I'm always reading one book or another these unhurried days; currently it's The World Without Us by Alan Weisman. You could easily imagine from the author's premise -- that humans as a species may well vanish, and if so, the planet would ultimately regain its ecological balance, free at last of our self-destructive activities -- as a big downer.

But I find this book strangely comforting.

Of course, like every conscious being, I'd love to imagine always being alive, able to enjoy these special pleasures like watching my children develop, my grandchildren grow, my students succeed, my plants grow, and the stunning visual beauty of life on earth in its many forms continue to mutate and evolve.

On the other hand, death will eventually quiet my need to know about things that I find so hurtful...torture, rape, genocide, violence, cruelty, the breaking of so many hearts and the shattering of so many dreams.

photo by Brian Castagne

In that way, it is wonderful to read this writer's vision of how the surviving plants and animals after we depart will replant and repopulate this ruined planet that appears to be our lasting human legacy.

Of course, with our brains, it is still conceivable that we will somehow avoid the inevitable and survive another few hundred years, or even longer. But at this moment in our common story, the outlook is not good.

Most of us alive now will live out our lives not having to deal directly with the looming threats presented by global warming, but our grandchildren will not enjoy that luxury. If, as seems probable, a shrinking human population facing overwhelming ecological threats divides one against the other, hoarding precious dwindling resources, seeking what little fertile higher ground remains as the oceans rise and reclaim most of the places we now live, with mutating microbes decimating our numbers that will make the plagues of the Dark Ages a quaint memory, horrible consequences await our descendants.

It is easy to make out the outlines of a future where armed tribes hunt down and eat each other; where resurgent species of predators wait for us to weaken and die as we relentlessly roam from place to place, seeking water, food, and shelter.

It can all so easily happen, yet most of us live in a constant state of denial. It is time to change all that. Please read this book.


Sunday, November 11, 2007

No Secrets

It seems that when people think of me, what they usually find remarkable is that I have so many children.
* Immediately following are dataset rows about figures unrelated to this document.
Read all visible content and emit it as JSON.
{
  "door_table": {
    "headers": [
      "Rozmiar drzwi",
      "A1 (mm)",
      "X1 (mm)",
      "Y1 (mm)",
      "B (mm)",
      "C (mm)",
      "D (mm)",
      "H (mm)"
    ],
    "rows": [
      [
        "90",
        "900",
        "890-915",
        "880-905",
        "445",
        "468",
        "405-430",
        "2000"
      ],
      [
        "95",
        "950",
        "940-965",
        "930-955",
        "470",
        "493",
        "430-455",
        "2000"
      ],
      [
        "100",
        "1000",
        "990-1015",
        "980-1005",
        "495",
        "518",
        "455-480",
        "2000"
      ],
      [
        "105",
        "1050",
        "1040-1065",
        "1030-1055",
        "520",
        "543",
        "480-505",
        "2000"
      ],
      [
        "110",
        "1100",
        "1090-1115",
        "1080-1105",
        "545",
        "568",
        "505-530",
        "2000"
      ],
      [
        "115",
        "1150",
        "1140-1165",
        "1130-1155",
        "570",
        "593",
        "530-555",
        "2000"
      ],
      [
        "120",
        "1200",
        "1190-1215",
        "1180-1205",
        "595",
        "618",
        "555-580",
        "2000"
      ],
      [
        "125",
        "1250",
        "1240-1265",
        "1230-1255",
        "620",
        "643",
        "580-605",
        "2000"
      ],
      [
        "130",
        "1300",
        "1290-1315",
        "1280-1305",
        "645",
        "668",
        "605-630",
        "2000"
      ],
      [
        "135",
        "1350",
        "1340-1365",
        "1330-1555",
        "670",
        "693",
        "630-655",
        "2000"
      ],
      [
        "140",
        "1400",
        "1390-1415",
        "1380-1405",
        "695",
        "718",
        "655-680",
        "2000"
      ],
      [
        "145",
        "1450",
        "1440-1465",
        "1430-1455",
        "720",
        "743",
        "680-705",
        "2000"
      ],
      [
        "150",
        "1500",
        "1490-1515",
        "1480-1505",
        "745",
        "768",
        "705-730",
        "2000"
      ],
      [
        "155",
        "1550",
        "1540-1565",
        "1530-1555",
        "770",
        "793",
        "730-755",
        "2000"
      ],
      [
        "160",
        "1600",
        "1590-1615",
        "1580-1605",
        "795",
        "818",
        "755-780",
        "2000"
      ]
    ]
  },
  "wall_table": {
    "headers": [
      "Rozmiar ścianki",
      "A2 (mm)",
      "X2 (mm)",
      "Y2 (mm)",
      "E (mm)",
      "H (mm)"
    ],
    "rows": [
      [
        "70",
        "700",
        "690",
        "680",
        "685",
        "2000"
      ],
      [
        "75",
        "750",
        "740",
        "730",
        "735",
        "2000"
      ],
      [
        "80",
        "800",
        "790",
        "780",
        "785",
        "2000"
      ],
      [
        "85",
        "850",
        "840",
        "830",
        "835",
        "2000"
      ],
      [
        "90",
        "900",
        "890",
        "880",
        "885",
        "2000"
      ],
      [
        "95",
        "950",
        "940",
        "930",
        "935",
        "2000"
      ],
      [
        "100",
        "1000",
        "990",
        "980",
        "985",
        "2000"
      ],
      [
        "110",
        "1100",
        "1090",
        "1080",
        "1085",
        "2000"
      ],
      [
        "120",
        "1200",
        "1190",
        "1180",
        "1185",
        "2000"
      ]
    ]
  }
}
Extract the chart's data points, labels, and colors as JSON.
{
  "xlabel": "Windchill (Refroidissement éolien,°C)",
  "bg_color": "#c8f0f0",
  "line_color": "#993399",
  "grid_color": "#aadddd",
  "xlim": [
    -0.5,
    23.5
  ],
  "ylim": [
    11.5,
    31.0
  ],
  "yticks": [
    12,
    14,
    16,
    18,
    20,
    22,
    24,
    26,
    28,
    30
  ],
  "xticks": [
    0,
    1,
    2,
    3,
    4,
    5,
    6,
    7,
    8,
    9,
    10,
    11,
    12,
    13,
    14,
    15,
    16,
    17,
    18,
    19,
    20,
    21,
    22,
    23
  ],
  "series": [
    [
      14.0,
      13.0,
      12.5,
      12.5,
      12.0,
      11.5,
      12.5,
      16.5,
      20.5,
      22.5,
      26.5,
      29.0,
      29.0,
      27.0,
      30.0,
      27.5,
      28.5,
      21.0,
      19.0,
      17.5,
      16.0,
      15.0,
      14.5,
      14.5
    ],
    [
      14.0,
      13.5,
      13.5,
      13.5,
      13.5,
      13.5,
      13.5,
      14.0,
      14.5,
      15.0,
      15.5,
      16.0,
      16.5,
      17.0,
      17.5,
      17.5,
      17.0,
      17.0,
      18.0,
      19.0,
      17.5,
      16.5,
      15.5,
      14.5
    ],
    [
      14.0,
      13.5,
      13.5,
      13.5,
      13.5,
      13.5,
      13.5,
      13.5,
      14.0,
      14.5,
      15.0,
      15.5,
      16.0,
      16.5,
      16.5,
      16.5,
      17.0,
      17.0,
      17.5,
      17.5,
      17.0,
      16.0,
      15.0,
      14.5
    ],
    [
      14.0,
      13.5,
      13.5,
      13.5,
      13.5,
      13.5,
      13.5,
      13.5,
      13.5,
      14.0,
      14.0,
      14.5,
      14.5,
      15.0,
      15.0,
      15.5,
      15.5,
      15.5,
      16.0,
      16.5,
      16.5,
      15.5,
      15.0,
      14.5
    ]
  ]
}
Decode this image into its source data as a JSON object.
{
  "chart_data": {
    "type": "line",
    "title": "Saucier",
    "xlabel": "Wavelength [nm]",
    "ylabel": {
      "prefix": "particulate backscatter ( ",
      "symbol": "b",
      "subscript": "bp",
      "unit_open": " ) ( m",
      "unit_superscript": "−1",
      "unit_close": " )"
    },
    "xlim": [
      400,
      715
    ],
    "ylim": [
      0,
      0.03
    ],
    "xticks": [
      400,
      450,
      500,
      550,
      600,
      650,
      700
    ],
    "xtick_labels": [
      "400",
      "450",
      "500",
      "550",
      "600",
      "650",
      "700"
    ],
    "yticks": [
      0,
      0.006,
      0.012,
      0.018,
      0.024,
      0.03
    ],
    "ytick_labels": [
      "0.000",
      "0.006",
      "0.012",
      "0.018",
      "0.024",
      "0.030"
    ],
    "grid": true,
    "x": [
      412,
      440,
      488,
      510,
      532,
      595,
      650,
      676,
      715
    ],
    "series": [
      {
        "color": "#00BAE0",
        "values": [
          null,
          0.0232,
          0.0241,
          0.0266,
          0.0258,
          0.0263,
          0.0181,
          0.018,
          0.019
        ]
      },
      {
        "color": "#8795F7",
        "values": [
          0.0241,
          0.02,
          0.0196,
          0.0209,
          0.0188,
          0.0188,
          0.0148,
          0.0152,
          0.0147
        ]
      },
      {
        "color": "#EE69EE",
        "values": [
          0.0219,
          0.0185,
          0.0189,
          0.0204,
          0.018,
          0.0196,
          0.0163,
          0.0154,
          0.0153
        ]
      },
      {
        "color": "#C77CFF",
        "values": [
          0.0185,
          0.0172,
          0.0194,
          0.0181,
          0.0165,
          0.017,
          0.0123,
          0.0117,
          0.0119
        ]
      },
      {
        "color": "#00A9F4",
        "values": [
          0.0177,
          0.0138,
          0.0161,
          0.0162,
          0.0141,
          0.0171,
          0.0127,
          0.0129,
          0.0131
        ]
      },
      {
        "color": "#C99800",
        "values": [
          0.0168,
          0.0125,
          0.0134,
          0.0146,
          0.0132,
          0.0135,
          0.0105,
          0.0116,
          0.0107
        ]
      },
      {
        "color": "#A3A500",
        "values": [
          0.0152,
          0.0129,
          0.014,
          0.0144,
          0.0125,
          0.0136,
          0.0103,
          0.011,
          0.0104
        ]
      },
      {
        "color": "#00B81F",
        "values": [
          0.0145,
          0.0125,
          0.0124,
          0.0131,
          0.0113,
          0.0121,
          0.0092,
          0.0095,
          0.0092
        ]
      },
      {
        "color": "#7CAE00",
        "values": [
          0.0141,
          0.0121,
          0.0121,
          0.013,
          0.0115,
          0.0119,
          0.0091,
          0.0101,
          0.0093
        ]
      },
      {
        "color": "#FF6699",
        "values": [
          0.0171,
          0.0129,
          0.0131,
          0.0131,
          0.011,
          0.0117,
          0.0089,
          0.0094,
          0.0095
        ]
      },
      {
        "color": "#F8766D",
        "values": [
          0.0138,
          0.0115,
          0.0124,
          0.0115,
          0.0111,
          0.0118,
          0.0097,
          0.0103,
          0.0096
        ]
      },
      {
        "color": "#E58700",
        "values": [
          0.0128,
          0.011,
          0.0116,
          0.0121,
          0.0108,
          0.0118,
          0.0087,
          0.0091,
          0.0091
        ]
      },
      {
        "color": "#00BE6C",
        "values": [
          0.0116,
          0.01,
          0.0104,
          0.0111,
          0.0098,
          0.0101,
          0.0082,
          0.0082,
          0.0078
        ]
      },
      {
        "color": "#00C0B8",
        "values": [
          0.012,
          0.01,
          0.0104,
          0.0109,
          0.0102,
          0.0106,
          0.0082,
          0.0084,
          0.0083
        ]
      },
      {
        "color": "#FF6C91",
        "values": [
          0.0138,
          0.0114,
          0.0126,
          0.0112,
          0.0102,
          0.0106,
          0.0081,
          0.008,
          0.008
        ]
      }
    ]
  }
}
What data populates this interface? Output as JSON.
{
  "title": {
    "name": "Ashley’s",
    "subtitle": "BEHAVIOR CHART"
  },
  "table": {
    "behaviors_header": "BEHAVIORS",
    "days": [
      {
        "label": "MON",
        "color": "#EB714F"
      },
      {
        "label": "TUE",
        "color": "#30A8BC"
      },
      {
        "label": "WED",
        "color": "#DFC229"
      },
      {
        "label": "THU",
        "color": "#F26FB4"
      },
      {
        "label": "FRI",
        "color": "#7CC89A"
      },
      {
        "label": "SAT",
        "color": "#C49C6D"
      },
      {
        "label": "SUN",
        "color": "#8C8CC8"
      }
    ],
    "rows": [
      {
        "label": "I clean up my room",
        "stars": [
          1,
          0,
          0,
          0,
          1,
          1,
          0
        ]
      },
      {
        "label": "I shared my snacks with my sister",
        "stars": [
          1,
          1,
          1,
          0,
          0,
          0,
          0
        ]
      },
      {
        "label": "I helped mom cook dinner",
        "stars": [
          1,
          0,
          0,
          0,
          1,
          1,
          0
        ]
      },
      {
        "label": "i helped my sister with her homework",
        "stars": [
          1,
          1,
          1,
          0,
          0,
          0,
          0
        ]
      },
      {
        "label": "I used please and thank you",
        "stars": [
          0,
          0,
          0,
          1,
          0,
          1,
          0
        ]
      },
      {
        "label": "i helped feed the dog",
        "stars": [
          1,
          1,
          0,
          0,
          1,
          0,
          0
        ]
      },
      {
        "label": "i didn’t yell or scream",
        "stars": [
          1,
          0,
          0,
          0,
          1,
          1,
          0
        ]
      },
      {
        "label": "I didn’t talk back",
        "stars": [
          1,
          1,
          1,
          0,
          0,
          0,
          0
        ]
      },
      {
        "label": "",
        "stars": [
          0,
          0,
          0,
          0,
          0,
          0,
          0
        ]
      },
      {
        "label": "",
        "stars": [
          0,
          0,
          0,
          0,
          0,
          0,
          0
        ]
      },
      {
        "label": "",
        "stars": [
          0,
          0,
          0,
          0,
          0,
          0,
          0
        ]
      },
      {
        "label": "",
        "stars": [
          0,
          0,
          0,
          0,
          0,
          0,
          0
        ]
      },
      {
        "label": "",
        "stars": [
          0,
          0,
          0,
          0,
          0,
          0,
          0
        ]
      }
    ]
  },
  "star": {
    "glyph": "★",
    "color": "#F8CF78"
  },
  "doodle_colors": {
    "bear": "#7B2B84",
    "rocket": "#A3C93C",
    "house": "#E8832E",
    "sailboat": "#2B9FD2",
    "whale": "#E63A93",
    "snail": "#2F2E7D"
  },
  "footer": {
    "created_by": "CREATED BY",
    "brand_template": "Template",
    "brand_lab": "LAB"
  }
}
I am not poor, nor am I Catholic. Neither of my wives ever took those drugs that yield twins. No one would ever mistake me for the touchy-feely type, you know, the guys with drawstring pants, Birkenstocks, and front packs.

Nope, sorry to say, I've always been the macho type. You know, a sports fan, an investigative reporter familiar with the insides of bars, a competitive athlete, and the rest of that kind of baggage.

On the other hand, my truth is I have always been more interested in listening to people than telling my stories. Not that I am shy; I'm not, though I was until somewhere around age 20. It's just that I am a natural reporter, more interested in collecting stories than discovering my own.

On the other hand, as I age, I've become more aware of how many aspects of my own life might prove useful to others. The trick is to tell the truth, the emotional truth, under my own name. I hate anonymous writing. It hides all manners of sins.

In fact, when people post comments on community sites whilst hiding their true identities, I feel sorry for them.

Say what you believe or what you feel and say it in the naked glare of your true identity. I yearn for a day when this medium, the Internet, evolves to the point that to speak carries the responsibility to do so as yourself.

Really, none of us have anything to fear, if we tell the truth. No secrets.